Aug. 30, 2008, Carter County Deputy Stephanie Simpson was dispatched to a home near Watauga about a fight in progress. Simpson was met by Phillip Hyder Sr., who police said shot her in the face with a .309-caliber rifle. Simpson, a K9 officer, was seriously injured as was her dog. Both survived and Simpson returned to work but later left the department. Another officer, Lt. Harvey Guess, shot and killed Hyder. The deputy's police dog was also shot and underwent surgery at an animal hospital.

Locally, the number of officers injured remained low in the past two years, but even so there were more for the JCPD and WCSO year-over-year.

In 2016, the departments had 20 and 14 injuries, respectively. In 2017 those numbers went to 27 for JCPD and 16 for WCSO.

One local official said the statewide jump was concerning.

“ I think we have to pay attention to statewide trends and not just our own,” said Chief Deputy Leighta Laitinen of the Washington County Sheriff's Office.

“A 14 percent increase is concerning. We are constantly looking for ways to improve officer safety. The recent approval by the County Commission for body and car cameras for all our officers will greatly assist in officer safety. “

The LEOKA report, generated from crime data submitted to TBI by 230 law enforcement agencies across the state through the Tennessee Incident Based Reporting System, did not break down the numbers to show what departments had higher incidents, according to TBI Public Information Officer Leslie Earhart.

“As with all of our crime reports, we hope these numbers will be eye-opening and will generate conversations at the local level about what’s happening in their communities,” Earhart said. “Law enforcement officers have an extremely dangerous job, so we want them to be as prepared as possible. Our hope is that this report helps both veteran officers and those just starting their career better understand the dangers they may face.”

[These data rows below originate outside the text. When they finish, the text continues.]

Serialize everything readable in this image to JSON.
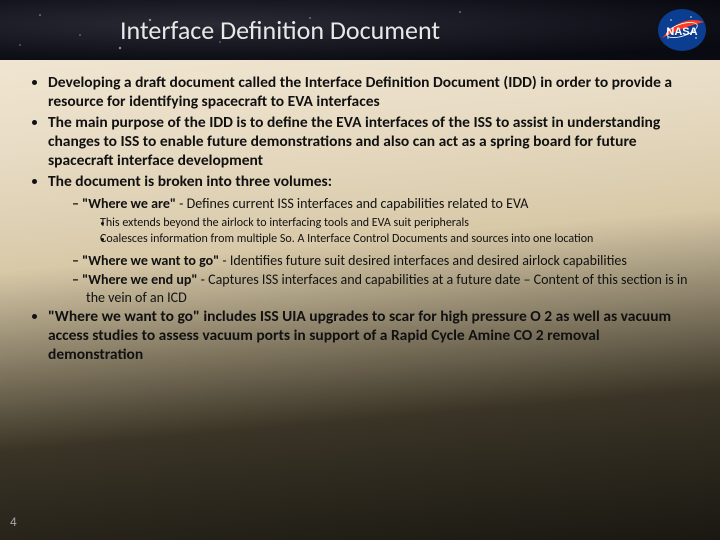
{
  "title": "Interface Definition Document",
  "logo_name": "nasa-logo",
  "page_number": "4",
  "bullets": {
    "b1": "Developing a draft document called the Interface Definition Document (IDD) in order to provide a resource for identifying spacecraft to EVA interfaces",
    "b2": "The main purpose of the IDD is to define the EVA interfaces of the ISS to assist in understanding changes to ISS to enable future demonstrations and also can act as a spring board for future spacecraft interface development",
    "b3": "The document is broken into three volumes:",
    "b4": "\"Where we want to go\" includes ISS UIA upgrades to scar for high pressure O 2 as well as vacuum access studies to assess vacuum ports in support of a Rapid Cycle Amine CO 2 removal demonstration"
  },
  "sub": {
    "s1a": "\"Where we are\"",
    "s1b": " - Defines current ISS interfaces and capabilities related to EVA",
    "s2a": "\"Where we want to go\"",
    "s2b": " - Identifies future suit desired interfaces and desired airlock capabilities",
    "s3a": "\"Where we end up\"",
    "s3b": " - Captures ISS interfaces and capabilities at a future date  – Content of this section is in the vein of an ICD"
  },
  "subsub": {
    "ss1": "This extends beyond the airlock to interfacing tools and EVA suit peripherals",
    "ss2": "Coalesces information from multiple So. A Interface Control Documents and sources into one location"
  }
}
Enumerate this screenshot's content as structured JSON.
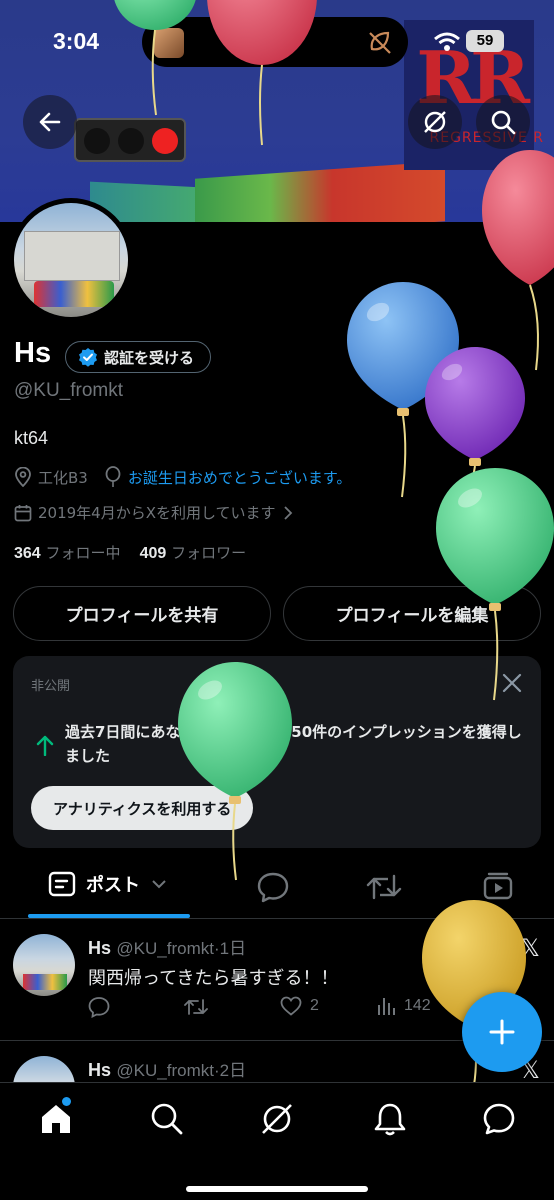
{
  "status_bar": {
    "time": "3:04",
    "battery": "59"
  },
  "banner": {
    "sign_text": "RR",
    "sign_subtext": "REGRESSIVE R"
  },
  "profile": {
    "name": "Hs",
    "verify_label": "認証を受ける",
    "handle": "@KU_fromkt",
    "bio": "kt64",
    "location": "工化B3",
    "birthday": "お誕生日おめでとうございます。",
    "joined": "2019年4月からXを利用しています",
    "following_count": "364",
    "following_label": "フォロー中",
    "followers_count": "409",
    "followers_label": "フォロワー"
  },
  "actions": {
    "share_label": "プロフィールを共有",
    "edit_label": "プロフィールを編集"
  },
  "insight_card": {
    "label": "非公開",
    "message": "過去7日間にあなたのポストは1750件のインプレッションを獲得しました",
    "cta": "アナリティクスを利用する"
  },
  "tabs": {
    "posts_label": "ポスト"
  },
  "posts": [
    {
      "name": "Hs",
      "handle_time": "@KU_fromkt·1日",
      "text": "関西帰ってきたら暑すぎる！！",
      "replies": "",
      "reposts": "",
      "likes": "2",
      "views": "142"
    },
    {
      "name": "Hs",
      "handle_time": "@KU_fromkt·2日"
    }
  ],
  "icons": [
    "back-arrow-icon",
    "grok-icon",
    "search-icon",
    "verified-badge-icon",
    "location-icon",
    "balloon-icon",
    "calendar-icon",
    "chevron-right-icon",
    "close-icon",
    "arrow-up-icon",
    "post-tab-icon",
    "chevron-down-icon",
    "reply-icon",
    "repost-icon",
    "video-icon",
    "like-icon",
    "views-icon",
    "x-logo-icon",
    "plus-icon",
    "home-icon",
    "bell-icon",
    "messages-icon"
  ],
  "colors": {
    "accent": "#1d9bf0",
    "background": "#000000",
    "muted": "#71767b",
    "text": "#e7e9ea"
  }
}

Across the state, residential calls for service were the most dangerous situations where officers were injured in an assault. There were 669 injuries at a residence last year. Other high-injury locations included:

• 571 along a highway, roadside or alley;

• 571 in a parking lot or garage;

• 190 at a jail or prison;

• 117 in a government or public building;

• 70 in a hospital;

• 64 at an elementary or secondary school; and

• 44 at a convenience store.

To break that down a little further, the TBI report indicated that residential calls were the highest location for simple assaults against an officer while highways, roadsides or alleys were the most frequent locations for aggravated assault on an officer.

JCPD Chief Karl Turner said officer safety is always a top priority and the increased number from 2016 to 2017 is concerning.

“It’s always a concern for us throughout the year,” he said. Turner said officer in-service training often focuses on the topic of officer safety. He said the department does everything it can to provide officers the training and tools to not only keep the public safe, but keep themselves safe as well.

Laitenin said pairing officers up and assistance among area departments also help keep officers safe.

“We try to utilize our reserve deputies as much as possible for patrol so that two officers are responding to calls instead of one,” she said.

“Officer safety issues are covered annually in in-service training and roll call training on an as-needed basis. I truly believe one of the biggest reasons our region is below the state average is we have multiple agencies in very close proximity and we have positive relationships working together to keep our officers safe, be it JCPD, Carter County, Jonesborough etc. If one of us needs help, we all respond if needed.”